El cruce político ("El Chiqui Tapia del vino")

La tensión escaló cuando Sturzenegger, ante la resistencia de las cámaras empresarias mendocinas, comparó a los viñateros Claudio "Chiqui" Tapia, acusándolos de querer mantener privilegios corporativos y oponerse a la libertad ("pegarle al chancho para que aparezca el dueño"). Esto cayó muy mal en el sector productivo de Mendoza, que sintió que se banalizaba el riesgo de fraude comercial.

Freno Judicial

El 31 de diciembre de 2025 la Justicia Federal hizo lugar a una medida cautelar presentada por entidades de viñateros de Mendoza. La medida suspendió la aplicación de la desregulación en los puntos críticos (como la opcionalidad del CIU). El esquema del INV sigue funcionando, pero la reforma profunda de Sturzenegger está en pausa judicial. Se espera que la pelea continúe en la Corte o que el gobierno intente una vía legislativa más robusta (como la Ley Hojarasca) para evitar los amparos.

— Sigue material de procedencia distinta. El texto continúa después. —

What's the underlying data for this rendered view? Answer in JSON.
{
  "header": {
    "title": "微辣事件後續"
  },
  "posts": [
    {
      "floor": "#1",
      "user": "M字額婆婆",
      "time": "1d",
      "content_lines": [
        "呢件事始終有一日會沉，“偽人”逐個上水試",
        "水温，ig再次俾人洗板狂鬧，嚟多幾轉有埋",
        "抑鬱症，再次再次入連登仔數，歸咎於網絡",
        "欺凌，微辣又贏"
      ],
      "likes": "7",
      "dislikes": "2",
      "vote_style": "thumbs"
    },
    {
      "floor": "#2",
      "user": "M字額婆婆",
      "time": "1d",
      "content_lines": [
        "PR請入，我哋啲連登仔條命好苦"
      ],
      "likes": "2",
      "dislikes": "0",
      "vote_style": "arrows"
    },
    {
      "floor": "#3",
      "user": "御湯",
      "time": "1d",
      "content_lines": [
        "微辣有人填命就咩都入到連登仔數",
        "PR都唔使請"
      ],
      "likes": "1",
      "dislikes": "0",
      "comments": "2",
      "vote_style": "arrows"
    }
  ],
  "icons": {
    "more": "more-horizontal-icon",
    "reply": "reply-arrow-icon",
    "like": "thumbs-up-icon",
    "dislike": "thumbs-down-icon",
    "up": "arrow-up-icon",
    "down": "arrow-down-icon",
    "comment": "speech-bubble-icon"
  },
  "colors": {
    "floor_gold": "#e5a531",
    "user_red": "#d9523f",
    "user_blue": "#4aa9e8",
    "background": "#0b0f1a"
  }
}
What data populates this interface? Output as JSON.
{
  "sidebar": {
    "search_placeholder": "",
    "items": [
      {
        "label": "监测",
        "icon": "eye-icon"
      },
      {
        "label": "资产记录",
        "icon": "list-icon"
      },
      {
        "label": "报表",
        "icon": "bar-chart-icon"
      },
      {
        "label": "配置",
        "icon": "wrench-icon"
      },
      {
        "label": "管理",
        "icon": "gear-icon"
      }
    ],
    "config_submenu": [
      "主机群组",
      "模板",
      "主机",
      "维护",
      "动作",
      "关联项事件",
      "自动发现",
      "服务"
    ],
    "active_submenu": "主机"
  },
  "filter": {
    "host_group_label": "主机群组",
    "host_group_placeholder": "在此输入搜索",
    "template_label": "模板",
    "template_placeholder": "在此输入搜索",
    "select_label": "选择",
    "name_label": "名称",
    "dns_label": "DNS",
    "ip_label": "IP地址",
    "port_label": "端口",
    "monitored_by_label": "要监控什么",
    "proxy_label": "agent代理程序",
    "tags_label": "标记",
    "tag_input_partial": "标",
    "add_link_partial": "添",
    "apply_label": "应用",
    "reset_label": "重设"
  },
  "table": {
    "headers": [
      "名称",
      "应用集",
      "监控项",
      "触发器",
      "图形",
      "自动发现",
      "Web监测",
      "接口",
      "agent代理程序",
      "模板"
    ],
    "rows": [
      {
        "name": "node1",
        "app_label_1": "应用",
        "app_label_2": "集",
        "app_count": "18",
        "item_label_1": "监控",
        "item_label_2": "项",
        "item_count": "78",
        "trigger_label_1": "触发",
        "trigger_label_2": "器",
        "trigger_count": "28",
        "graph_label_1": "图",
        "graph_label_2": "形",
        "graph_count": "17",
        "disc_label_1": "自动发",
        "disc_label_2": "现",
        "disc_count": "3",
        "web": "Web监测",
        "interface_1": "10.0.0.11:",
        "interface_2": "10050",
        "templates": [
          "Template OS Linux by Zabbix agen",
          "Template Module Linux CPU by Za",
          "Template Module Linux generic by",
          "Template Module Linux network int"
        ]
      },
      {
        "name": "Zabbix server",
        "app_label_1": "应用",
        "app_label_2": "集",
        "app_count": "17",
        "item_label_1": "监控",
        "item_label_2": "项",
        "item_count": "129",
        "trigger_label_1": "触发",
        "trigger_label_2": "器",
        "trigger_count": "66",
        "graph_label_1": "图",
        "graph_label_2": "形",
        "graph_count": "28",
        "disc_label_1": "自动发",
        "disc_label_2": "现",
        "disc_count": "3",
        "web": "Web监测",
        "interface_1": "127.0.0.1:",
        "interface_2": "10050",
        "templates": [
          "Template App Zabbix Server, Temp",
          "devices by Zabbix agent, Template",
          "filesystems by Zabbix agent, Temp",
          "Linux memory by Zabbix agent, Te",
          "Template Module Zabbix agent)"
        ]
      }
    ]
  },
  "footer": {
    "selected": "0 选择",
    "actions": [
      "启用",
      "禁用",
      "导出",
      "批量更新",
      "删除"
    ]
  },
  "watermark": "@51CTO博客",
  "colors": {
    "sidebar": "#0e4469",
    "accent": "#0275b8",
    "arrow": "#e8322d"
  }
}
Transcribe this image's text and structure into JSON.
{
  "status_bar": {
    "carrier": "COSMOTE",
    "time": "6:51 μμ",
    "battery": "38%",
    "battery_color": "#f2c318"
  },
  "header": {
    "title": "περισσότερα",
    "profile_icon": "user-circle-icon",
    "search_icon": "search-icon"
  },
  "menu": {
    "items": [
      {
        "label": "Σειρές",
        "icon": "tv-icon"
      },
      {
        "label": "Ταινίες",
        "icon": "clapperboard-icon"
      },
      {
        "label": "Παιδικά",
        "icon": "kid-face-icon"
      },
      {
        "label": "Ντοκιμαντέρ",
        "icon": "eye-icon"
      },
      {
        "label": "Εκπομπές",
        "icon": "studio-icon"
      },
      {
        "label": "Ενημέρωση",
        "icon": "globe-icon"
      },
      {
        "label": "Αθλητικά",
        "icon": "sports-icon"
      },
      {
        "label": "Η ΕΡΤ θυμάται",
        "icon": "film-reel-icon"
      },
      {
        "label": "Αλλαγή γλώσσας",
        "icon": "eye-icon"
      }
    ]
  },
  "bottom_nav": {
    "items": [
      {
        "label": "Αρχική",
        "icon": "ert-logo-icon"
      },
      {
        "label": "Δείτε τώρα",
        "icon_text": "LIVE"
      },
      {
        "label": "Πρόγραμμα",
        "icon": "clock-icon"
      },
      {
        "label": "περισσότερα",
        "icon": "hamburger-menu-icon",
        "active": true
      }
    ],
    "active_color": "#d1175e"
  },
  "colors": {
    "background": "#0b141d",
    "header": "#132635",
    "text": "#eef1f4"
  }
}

Esta situación ha dejado al gobierno provincial en una posición incómoda: por un lado, apoyan la línea de desregulación y libertad de mercado de Milei; por el otro, no pueden ignorar el reclamo de la base productiva local que teme que la desregulación total beneficie solo a los grandes grupos concentradores (como Peñaflor o Catena) en detrimento de los viñateros independientes.